Рука Грима затрудняла дыхание. Он не сводил с меня глаз. Потом моргнул, отпустил меня и выпрямился. Я поднялся с земли. В затылке ломило. Грим уже отвернулся и удалялся от меня. Он остановился, обернулся, открыл было рот, чтобы что-то сказать, но не смог и просто выдохнул. Я переводил дыхание и разглядывал его.
– Возможно, увидимся еще, Лео, – сказал он под конец.

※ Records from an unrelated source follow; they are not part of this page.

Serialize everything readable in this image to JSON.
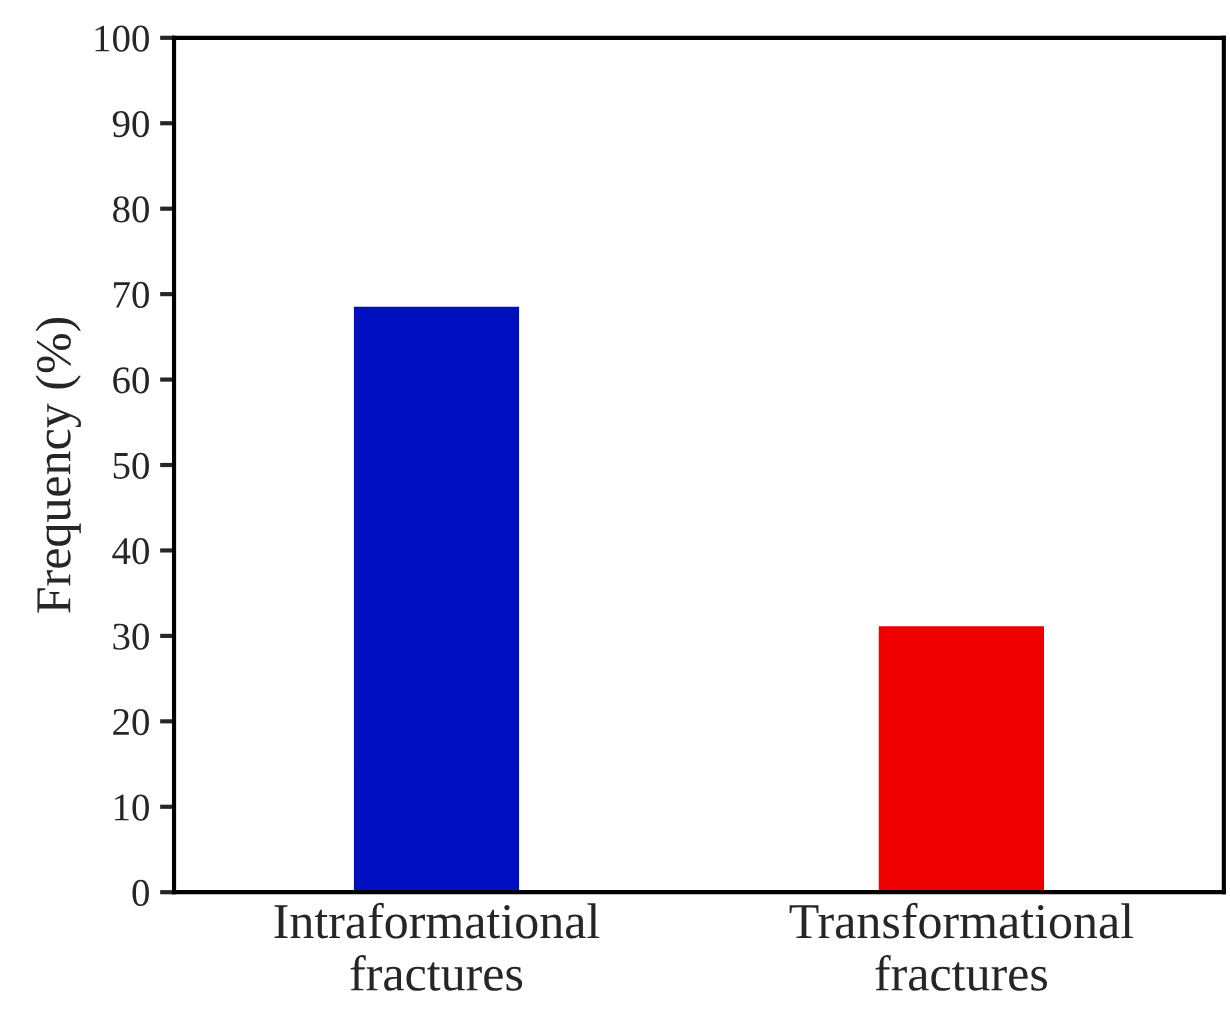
{
  "chart_data": {
    "type": "bar",
    "ylabel": "Frequency (%)",
    "categories": [
      "Intraformational\nfractures",
      "Transformational\nfractures"
    ],
    "values": [
      68.7,
      31.3
    ],
    "colors": [
      "#0010c0",
      "#ee0000"
    ],
    "ylim": [
      0,
      100
    ],
    "yticks": [
      0,
      10,
      20,
      30,
      40,
      50,
      60,
      70,
      80,
      90,
      100
    ],
    "grid": false
  }
}
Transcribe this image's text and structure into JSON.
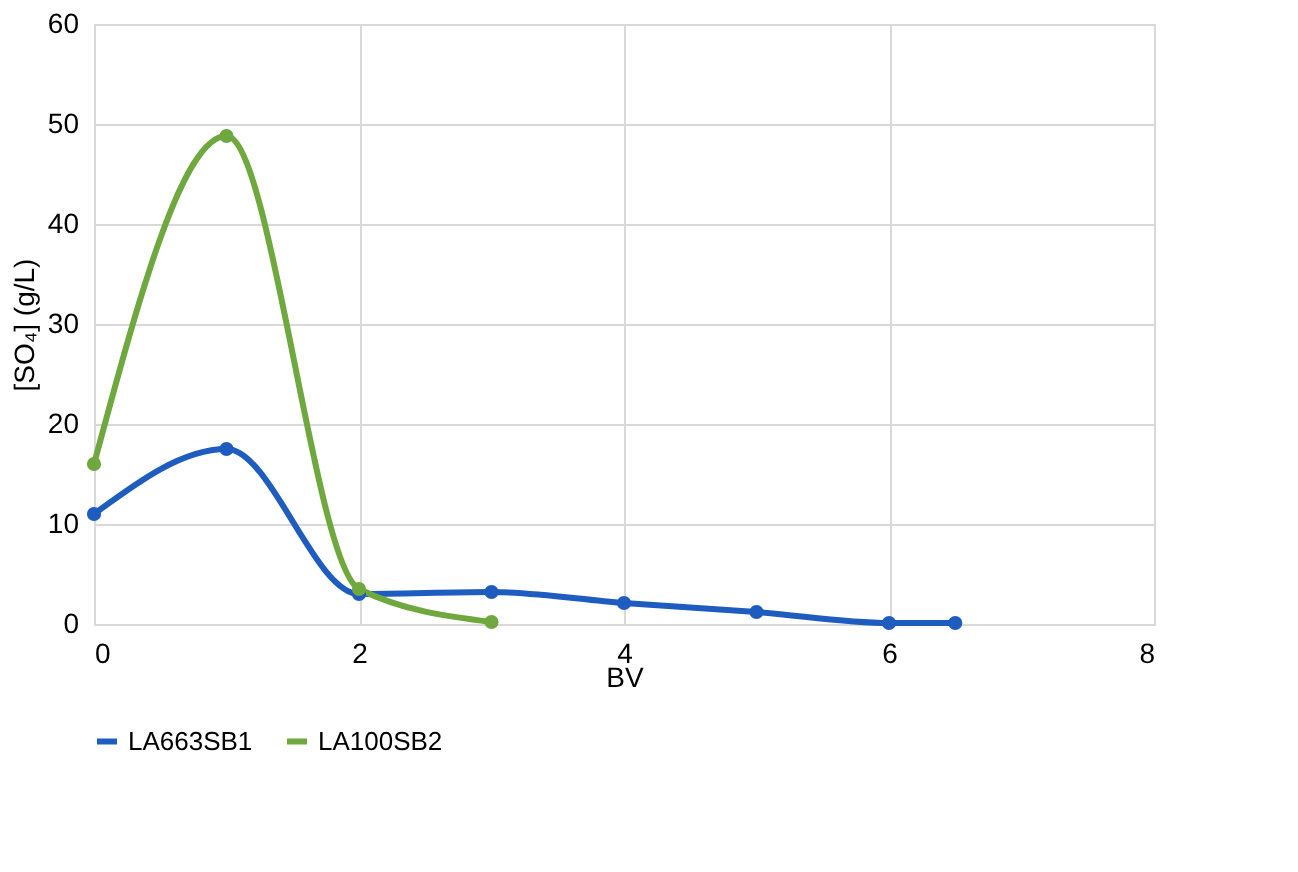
{
  "chart_data": {
    "type": "line",
    "xlabel": "BV",
    "ylabel": "[SO₄] (g/L)",
    "xlim": [
      0,
      8
    ],
    "xticks": [
      0,
      2,
      4,
      6,
      8
    ],
    "ylim": [
      0,
      60
    ],
    "yticks": [
      0,
      10,
      20,
      30,
      40,
      50,
      60
    ],
    "grid": true,
    "legend": "bottom",
    "marker": "circle",
    "line_style": "solid",
    "series": [
      {
        "name": "LA663SB1",
        "color": "#1f5cc0",
        "x": [
          0,
          1,
          2,
          3,
          4,
          5,
          6,
          6.5
        ],
        "values": [
          11,
          17.5,
          3,
          3.2,
          2.1,
          1.2,
          0.1,
          0.1
        ]
      },
      {
        "name": "LA100SB2",
        "color": "#6fa83e",
        "x": [
          0,
          1,
          2,
          3
        ],
        "values": [
          16,
          48.8,
          3.5,
          0.2
        ]
      }
    ]
  }
}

Тогда я последний раз видел Грима. Больше я ничего про него не слышал и никогда не встречал. Наступило лето, и на этот раз мне удалось получить подработку уборщиком на частной фирме в Салеме. Мои родители были довольны, но ничего не говорили. Я продолжал проходить терапию с Марком Левином. Я стал больше доверять людям. Это заняло какое-то время, но оно отнюдь не было бесполезным, и, когда я осознал, что могу в целом продолжать жить, то глубоко поразился. Юлия по-прежнему снилась мне, я часто посещал ее могилу. Каждый раз, когда проходил сквозь ворота церковного кладбища, я ждал, что встречу там Грима, но этого так и не произошло. Окольными путями я выяснил, что его исключили из «Хаммаргордена» и перевели в «Юмкиль». Уже не в лагерь, а в тюрьму. Причиной послужило то, что он ударил кого-то ножом во время ссоры с другим парнем, во время которой тот выкрикнул, что Грим может трахнуть свою сестру.
Я уехал из Салема, когда мне было двадцать. Следующей зимой кто-то зарезал Даниэля Вретстрема, молодого скинхеда, который выбрался в столицу погулять. Помню, мне было интересно, был ли совпадением тот факт, что все произошло в Салеме. Что-то наталкивало меня на такие мысли. Несколько имен преступников мне были знакомы. То были младшие братья моих старых знакомых.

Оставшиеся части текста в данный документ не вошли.